E ontem foi assim. Desci do metro sentido Rua Augusta e fiquei surpresa ao ver toda aquela gente misturada. Como pode ser que existam tantas pessoas com tantos estilos diferentes?
Eu deveria ter apertado o passo, afinal, todo mundo ficava me avisando: Não ande por lá sozinha a noite. Mas fiquei com tanta vontade de registrar cada movimento que comecei a andar mais devagar.
Então me senti uma menina ao olhar para as minhas roupas. Enquanto todos seguravam bebidas e cigarros, eu carregava meu celular e ouvia o novo cd da Sandy.
Olhei para os grupos de meninos com jaquetas de couro, um outro grupo com meninas vestindo shorts curtos e meias, alguns garotos de chapéus, skatistas, grupinhos gays, homens beijando homens e meninas beijando meninas e fiquei um pouco assustada pensando em como eu não conhecia nada daquele mundo onde as pessoas ousam sem se preocupar com o que os outros vão pensar.
Olhei de novo para minha calça jeans e meu colete cinza e pensei que eu era mesmo uma menina. Mais velha que a maioria das pessoas ali, porém com muito menos experiências malucas do que todos que eu observava.
Continuei descendo e então me lembrei de uma coisa que antes me divertia muito. Eu costumava olhar para cada pessoa e imaginar o que estava por trás daquele rosto, o que aquela vida escondia, quais seriam seus sonhos, seus medos, suas angustias e seus arrependimentos.
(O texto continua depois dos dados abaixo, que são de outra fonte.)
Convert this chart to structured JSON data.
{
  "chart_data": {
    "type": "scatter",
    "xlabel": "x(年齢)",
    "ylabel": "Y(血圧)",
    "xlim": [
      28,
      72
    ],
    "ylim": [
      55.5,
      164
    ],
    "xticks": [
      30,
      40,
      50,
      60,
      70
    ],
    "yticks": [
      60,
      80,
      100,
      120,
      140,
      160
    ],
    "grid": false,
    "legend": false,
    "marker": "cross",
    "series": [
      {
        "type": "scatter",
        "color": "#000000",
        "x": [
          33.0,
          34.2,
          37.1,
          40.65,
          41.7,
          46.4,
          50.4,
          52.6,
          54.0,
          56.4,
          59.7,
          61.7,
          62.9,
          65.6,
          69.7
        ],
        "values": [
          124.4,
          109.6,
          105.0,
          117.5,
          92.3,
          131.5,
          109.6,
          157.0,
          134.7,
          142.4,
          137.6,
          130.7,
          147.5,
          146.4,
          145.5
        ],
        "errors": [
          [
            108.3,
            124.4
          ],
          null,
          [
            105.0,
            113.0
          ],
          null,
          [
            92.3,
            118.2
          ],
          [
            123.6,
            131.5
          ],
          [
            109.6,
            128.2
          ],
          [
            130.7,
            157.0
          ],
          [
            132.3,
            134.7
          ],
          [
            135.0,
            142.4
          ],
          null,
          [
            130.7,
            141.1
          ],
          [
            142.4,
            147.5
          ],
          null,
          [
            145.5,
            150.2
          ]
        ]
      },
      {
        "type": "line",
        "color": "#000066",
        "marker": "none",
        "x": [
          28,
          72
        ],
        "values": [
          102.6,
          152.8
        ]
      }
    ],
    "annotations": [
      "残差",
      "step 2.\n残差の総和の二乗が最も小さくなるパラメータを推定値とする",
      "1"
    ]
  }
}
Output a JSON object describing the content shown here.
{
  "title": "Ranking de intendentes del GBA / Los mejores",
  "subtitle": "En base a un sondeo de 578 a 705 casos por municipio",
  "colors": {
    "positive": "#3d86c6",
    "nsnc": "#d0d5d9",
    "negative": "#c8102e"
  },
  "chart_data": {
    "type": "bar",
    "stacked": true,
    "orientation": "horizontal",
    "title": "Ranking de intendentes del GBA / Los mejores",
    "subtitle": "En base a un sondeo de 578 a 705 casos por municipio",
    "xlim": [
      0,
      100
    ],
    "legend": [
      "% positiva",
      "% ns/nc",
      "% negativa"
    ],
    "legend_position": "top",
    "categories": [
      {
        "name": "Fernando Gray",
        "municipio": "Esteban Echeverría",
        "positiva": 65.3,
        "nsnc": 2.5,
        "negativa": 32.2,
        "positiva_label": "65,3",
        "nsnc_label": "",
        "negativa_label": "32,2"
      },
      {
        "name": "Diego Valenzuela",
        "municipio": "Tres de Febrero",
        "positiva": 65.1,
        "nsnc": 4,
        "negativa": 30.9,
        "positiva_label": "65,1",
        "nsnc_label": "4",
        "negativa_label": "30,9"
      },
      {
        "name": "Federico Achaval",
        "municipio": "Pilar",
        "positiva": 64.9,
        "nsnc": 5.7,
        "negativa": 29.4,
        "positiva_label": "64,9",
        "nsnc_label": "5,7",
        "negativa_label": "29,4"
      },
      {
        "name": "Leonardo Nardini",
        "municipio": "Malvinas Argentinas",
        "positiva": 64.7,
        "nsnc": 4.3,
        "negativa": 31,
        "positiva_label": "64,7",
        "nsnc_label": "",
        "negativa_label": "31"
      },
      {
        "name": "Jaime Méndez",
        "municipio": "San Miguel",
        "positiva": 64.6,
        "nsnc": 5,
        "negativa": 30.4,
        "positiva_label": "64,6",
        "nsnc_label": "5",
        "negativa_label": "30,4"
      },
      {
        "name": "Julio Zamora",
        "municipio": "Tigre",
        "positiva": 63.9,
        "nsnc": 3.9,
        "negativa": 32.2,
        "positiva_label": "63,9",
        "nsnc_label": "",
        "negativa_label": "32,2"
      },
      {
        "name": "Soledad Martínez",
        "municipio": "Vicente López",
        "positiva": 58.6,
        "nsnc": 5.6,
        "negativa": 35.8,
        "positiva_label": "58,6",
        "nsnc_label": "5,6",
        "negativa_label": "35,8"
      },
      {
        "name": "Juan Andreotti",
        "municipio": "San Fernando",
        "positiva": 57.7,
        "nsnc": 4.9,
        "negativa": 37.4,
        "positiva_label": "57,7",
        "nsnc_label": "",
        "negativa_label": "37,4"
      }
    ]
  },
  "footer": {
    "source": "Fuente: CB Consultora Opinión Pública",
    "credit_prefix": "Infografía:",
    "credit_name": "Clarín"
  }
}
Diminui ainda mais o passo e fiquei observando garotas que sem nem ter 15 anos ainda já estavam ali, sentadas na calçada tomando cerveja. Olhei para garotos que de um jeito confuso falavam sem parar coisas sem sentido. Vi a moça bonita que de saia curta e meia arrastão faria um programa para garantir o dinheiro da noite e vi o bêbado sentado no chão, cantando sozinho. Quantas vidas eu teria que ter para entender o que se passa na cabeça de cada um?
Estar sorrindo nem sempre significa ser feliz, pensei. Se jogar assim no mundo pode significar justamente falta de confiança e não excesso de coragem. Fechei os olhos e fiquei imaginando o quanto cada pessoa tinha um vazio ali em seu peito, pensei em como cada corte de cabelo ousado ou cigarro fumado pode significar simplesmente um pedido de ajuda para se encaixar nesse mundo tão louco. E então fiquei feliz por não me encaixar muito bem naquele cenário onde juventude, drogas e sexo parecem sinônimos.
Agradeci por ter 23 anos e não ter vivido aquelas coisas tão excitantes que as meninas estavam vivendo. Agradeci por ter tomado meu primeiro copo de cerveja aos 20 e por ainda não saber fumar um cigarro. Agradeci a Deus por ainda ter uma mãe que me liga pra saber onde e com quem estou. E agradeci mais ainda por nunca ter feito o que os outros achavam que eu devia fazer, por manter meu estilo sem me importar com a moda da turma e por nunca ter deixado meus valores para trás.
Olhei pra mim e vi que aquela garota ouvindo musica era na verdade uma mulher e uma mulher que deveria ter orgulho de si mesma por nunca ter precisado usar de subterfúgios para mostrar o quanto havia crescido.